For all the influence Turner exerted on Impressionist theory, his most direct successors  seem to be non-objectivists. Connecting art historical dots indulges the luxury of retrospection; Turner was painting for himself. It is difficult to draw a line from Turner’s predecessors to his late paintings. 

I asked Brown about the influence of Thomas Girtin, a rival in Turner’s youth, but no other artist’s work appears to have inspired the prominence of watercolor in Turner’s oeuvre, nor the experiments of his maturity. Though he made references to artists he admired, the calligraphic brevity and lack of identifiable landmarks in the late work don’t appear to relate to anything that came before. By the 1840s, he was working without a net.
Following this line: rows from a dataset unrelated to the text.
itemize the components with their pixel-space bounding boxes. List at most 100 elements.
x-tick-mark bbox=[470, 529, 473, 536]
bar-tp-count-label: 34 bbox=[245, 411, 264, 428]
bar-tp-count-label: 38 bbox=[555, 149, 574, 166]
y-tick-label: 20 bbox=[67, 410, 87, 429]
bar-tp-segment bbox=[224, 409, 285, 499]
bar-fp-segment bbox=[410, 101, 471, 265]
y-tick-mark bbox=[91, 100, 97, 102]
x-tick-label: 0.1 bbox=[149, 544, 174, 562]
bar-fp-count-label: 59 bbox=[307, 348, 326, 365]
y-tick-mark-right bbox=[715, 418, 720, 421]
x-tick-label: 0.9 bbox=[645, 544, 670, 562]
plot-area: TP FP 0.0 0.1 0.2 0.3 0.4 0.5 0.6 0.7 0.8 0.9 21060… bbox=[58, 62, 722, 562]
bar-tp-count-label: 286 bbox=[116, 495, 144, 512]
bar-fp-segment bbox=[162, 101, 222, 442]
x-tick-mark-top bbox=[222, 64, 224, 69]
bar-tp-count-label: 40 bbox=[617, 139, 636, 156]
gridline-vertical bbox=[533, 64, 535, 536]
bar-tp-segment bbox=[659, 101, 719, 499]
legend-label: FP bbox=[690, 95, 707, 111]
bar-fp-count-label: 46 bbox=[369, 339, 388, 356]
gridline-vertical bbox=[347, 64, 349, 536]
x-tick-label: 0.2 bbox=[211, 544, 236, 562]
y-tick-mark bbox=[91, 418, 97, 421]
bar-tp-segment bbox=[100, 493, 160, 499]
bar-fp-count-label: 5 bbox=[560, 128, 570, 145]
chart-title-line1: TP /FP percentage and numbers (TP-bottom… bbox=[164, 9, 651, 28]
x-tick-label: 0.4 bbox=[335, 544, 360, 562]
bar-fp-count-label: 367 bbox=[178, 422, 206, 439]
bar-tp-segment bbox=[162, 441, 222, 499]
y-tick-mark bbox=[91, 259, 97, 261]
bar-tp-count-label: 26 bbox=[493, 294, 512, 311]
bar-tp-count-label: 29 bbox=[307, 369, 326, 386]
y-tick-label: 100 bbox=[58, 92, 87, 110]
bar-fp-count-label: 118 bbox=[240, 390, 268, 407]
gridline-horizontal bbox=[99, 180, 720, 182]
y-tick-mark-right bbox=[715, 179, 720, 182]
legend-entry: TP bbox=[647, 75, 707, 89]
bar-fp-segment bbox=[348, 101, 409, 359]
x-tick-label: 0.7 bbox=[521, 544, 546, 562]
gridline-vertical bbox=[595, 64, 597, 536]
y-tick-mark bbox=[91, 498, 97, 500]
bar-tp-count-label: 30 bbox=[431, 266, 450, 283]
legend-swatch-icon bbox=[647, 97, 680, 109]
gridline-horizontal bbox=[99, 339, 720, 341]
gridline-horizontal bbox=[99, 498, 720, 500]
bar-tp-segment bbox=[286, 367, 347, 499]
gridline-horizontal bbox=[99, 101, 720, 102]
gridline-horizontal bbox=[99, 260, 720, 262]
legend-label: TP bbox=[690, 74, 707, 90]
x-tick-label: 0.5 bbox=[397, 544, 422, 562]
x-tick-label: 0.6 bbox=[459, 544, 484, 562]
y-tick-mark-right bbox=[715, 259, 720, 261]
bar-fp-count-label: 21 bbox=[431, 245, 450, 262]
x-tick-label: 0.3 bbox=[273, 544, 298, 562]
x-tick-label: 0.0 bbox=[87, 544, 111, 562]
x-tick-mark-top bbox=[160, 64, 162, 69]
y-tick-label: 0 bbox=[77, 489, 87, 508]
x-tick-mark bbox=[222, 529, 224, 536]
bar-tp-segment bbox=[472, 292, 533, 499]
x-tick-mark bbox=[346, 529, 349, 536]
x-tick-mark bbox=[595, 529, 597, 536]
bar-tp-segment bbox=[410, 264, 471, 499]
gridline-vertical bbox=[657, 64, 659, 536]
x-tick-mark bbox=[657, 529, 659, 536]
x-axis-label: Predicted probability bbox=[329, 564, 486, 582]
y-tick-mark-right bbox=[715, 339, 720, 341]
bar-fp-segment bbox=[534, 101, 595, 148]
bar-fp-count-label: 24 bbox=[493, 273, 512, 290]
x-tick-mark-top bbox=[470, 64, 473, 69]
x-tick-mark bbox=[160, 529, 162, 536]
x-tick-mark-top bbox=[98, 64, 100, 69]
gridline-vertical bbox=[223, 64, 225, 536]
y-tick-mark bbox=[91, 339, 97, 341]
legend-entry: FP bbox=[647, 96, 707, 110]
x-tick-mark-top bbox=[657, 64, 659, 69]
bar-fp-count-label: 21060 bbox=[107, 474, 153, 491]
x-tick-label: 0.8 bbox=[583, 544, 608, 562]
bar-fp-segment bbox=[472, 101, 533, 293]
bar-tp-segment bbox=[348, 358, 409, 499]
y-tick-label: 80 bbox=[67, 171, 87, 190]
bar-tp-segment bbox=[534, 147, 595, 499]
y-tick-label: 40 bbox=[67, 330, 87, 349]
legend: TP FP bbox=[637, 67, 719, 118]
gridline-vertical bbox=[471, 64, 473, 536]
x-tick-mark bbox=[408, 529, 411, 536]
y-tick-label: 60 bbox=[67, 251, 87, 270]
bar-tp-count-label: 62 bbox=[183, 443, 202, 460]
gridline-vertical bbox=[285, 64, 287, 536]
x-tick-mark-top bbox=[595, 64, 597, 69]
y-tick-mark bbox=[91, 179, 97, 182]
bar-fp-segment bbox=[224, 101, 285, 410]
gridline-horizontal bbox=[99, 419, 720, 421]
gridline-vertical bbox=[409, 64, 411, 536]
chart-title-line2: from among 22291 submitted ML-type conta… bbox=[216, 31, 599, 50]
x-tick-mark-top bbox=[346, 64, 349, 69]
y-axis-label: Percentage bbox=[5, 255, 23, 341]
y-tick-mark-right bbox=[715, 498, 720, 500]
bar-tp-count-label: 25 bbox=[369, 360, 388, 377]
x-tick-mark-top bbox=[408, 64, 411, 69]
None was necessary.

“Sunset across the Park from the Terrace of Petworth House,” 1827, J .M. W. Turner (1775–1851) Tate: Accepted by the nation as part of the Turner Bequest 1856 ©Tate 2019

To cherry pick a handful of watercolors, Loch Long, Morning (1801) is a scene of credible depth, enlivened by the graphic snap of a pier, boat and figures silhouetted against the morning glare. 

The technical advance made by the time of Venice: San Giorgio Maggiore ~ Early Morning (1819) is remarkable, in that great talent evolved to a mastery of luminous atmosphere. Perhaps only Rembrandt’s pen and wash drawings had previously suggested space in a landscape with such economical means. 

In Venice: Looking across the Lagoon at Sunset (1840), the paring of recognizable touchstones is almost complete—we have blue water, orange sky, and a few pilings, much of it painted wet-into-wet with the resultant soft edges. Landscape is now experienced as aura. For the record, there are other Venetian landscapes from the same year that I prefer, like that of the Arsenale, with its complex wet and dry passages and precise contours. Be that as it may, there’s a lot to choose from here. 

Finally, two paintings c. 1845, both titled Sea and Sky, reprise Lagoon at Sunset, though by now the jettisoning of material placeholders is all but complete. 

“The Artist and his Admirers,” 1827, J .M. W. Turner (1775–1851) Tate: Accepted by the nation as part of the Turner Bequest 1856 ©Tate 2019

In the end, Turner was no longer describing the visual world, and it is probably inaccurate to claim that he was transcribing optical sensations, in the manner that the impressionists would a few decades later. Turner was—with an understanding of the classical conventions of Western landscape painting at his disposal—representing the intangible, as had no Western artist before. 

J.M.W. Turner: Watercolors from Tate, at Collins Gallery, Thompson Exhibition Building, Mystic Seaport Museum, 75 Greenmanville Ave., Mystic, CT, until February 23, 2020. This is the only venue for the show in North America.